The economic fallout from the COVID-19 pandemic could push half a billion more people – or 8 per cent of the global population – into poverty unless urgent action is taken to support developing countries, Oxfam warned today.
The aid agency’s new report, ‘Dignity Not Destitution’, also reveals that in East Asia and the Pacific, 240 million more people could be forced below the poverty line.
The analysis, published today by the United Nations University World Institute for Development Economics Research, was conducted by researchers at King’s College London and the Australian National University. It also found:
- Over half the global population could be living in poverty in the aftermath of the pandemic.

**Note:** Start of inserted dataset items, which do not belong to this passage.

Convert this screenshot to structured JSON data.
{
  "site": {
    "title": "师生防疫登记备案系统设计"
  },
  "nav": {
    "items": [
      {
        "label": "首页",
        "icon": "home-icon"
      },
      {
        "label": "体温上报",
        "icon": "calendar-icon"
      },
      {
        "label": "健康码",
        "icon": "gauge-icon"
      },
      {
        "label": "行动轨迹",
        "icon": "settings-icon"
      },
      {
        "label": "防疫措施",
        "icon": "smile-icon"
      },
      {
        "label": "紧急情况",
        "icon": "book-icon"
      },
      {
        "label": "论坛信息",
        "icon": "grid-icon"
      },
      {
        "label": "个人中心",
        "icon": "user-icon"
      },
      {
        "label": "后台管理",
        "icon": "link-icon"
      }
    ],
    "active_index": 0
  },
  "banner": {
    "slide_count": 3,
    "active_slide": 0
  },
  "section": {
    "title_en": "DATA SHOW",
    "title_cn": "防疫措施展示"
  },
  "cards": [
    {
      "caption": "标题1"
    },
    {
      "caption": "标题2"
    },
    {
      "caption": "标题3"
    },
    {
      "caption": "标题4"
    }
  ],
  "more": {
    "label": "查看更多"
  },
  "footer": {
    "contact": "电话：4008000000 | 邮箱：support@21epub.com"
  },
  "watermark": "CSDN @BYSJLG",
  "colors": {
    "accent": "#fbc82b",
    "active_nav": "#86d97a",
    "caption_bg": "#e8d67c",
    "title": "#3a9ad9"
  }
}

- This could set back the fight against poverty by a decade, and as much as 30 years in some regions such as Africa and the Middle East.
- Women are likely to be hardest hit financially, due to unpaid care work, and the fact they are more likely to be employed in poorly paid, precarious jobs that are most at risk. More than one million Bangladeshi garment workers – 80 per cent of whom are women – have already been laid off or sent home without pay after orders from western clothing brands were cancelled or suspended.
Oxfam Chief Executive Lyn Morgain said the crisis was showing how deep and growing inequalities undermine our ability to face existential threats.
“This virus affects us all, even princes and prime ministers. But the equality ends there. By exploiting the extreme inequalities between rich and poor people, developed and developing nations and between women and men, unchecked this crisis will cause immense suffering,” Ms Morgain said.
“Yet it is also showing that we are able to mobilise collectively on a huge scale. It is revealing what truly matters is human lives. It is revealing the incredible power of solidarity and collective action, led by governments.”
Ms Morgain said while the Australian Government had already taken welcome measures to provide financial security to millions domestically, Oxfam was calling for support to be extended beyond our borders, where the needs would be much greater.
“We warmly acknowledge the huge steps taken by the Government as part of its economic stimulus packages – this includes doubling the unemployment benefit, a six-month wage subsidy for workers and sole traders and free childcare,” Ms Morgain said.
“But many governments across the globe simply don’t have the financial firepower to do the same for their own people. That’s why Australia needs to do its fair share to protect the most vulnerable across the globe.
“Now is the time to boost our aid budget, and to fully fund the UN’s Global Humanitarian Response Plan. Australia’s contribution to this global crisis should amount to $84 million. This money will not only save lives, but will help prevent millions more people falling into poverty.
“We also urge the Australian Government to use its influence at the IMF, World Bank and G20 meetings next week to call for measures such as the immediate cancellation of US$1 trillion worth of developing country debt payments in 2020.”
For example, in our region, Tonga and Samoa have ‘high risk’ debt burdens that severely compromise their ability to spend on health and other essential services. Cancelling debt in Tonga would free up an additional US$54 a month for six months that could be paid as cash grants for each child, elderly and disabled person in the country.
Ms Morgain said that once the crisis had passed, communities and governments must ensure that we build back a better system – one that provides for all.
“We can rebuild a better world. A fairer world. A more sustainable world. One that radically reduces the gap between rich and poor. This means universal healthcare and universal social protection,” she said.
“Together we can learn the lessons from this unprecedented crisis, to build a more human economy and a fairer world.”